Med. Ctr. at Elizabeth Place, LLC v. Atrium Health Sys. — Mar. 2016 (Summary)
ANTITRUST
Med. Ctr. at Elizabeth Place, LLC v. Atrium Health Sys.
No. 14-4166 (6th Cir. Mar. 22, 2016)
The United States Court of Appeals for the Sixth Circuit reversed the holding of the district court, which had held that a hospital network was a single entity, and dismissed an antitrust case on summary judgment without adjudicating the question of whether the behavior of the network of hospitals constituted impermissible anticompetitive conduct. The court of appeals found instead that a reasonable juror could determine that four hospitals that participated in a joint operating agreement were a “combination” for purposes of the antitrust laws, rather than a single entity that could not conspire with itself.

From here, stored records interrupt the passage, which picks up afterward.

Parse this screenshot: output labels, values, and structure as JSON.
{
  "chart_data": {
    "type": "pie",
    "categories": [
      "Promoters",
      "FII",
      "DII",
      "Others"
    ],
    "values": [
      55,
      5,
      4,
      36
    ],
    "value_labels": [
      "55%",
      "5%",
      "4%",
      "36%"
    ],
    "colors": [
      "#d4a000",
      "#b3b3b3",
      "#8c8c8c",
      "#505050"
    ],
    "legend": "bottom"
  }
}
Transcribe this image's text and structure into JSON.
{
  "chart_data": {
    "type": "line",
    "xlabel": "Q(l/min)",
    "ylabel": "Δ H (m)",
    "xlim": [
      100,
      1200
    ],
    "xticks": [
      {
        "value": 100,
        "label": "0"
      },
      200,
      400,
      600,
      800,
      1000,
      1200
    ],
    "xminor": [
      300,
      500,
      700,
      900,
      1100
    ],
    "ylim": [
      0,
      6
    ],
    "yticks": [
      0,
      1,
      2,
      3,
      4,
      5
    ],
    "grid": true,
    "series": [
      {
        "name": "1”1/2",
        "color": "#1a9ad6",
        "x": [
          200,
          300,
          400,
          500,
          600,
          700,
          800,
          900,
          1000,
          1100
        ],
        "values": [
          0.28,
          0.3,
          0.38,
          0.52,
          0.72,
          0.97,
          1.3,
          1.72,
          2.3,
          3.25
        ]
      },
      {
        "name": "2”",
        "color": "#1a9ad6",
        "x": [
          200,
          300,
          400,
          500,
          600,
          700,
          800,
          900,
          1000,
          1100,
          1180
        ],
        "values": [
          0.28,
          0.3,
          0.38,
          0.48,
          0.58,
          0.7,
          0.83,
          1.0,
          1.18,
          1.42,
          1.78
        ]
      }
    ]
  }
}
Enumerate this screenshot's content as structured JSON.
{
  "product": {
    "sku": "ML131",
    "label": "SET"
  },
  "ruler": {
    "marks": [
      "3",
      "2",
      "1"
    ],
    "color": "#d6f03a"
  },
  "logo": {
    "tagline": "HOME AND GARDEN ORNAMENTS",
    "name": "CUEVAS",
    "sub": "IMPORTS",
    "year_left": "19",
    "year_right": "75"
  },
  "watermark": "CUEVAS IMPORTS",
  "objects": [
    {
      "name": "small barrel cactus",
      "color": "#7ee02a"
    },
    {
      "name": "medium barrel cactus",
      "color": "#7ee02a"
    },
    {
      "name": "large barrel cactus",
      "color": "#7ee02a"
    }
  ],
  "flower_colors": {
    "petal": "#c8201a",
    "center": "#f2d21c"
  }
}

The court of appeals found that the complaint contained information that supported the plaintiff’s assertions that the defendant hospitals colluded to keep the plaintiff from competing in the local market. The evidence included e-mails, letters, direct statements, and the fact that the defendants did not have any shared assets. The court of appeals held that because the plaintiff presented the evidence above of conduct and business operations that raise the possibility of concerted action among the defendant hospitals, the question remains upon remand whether hospitals that had previously pursued their own interests separately and that continue to seem to compete, combined illegally in restraint of competition. Thus, the court of appeals reversed the judgment of the district court and remanded the case.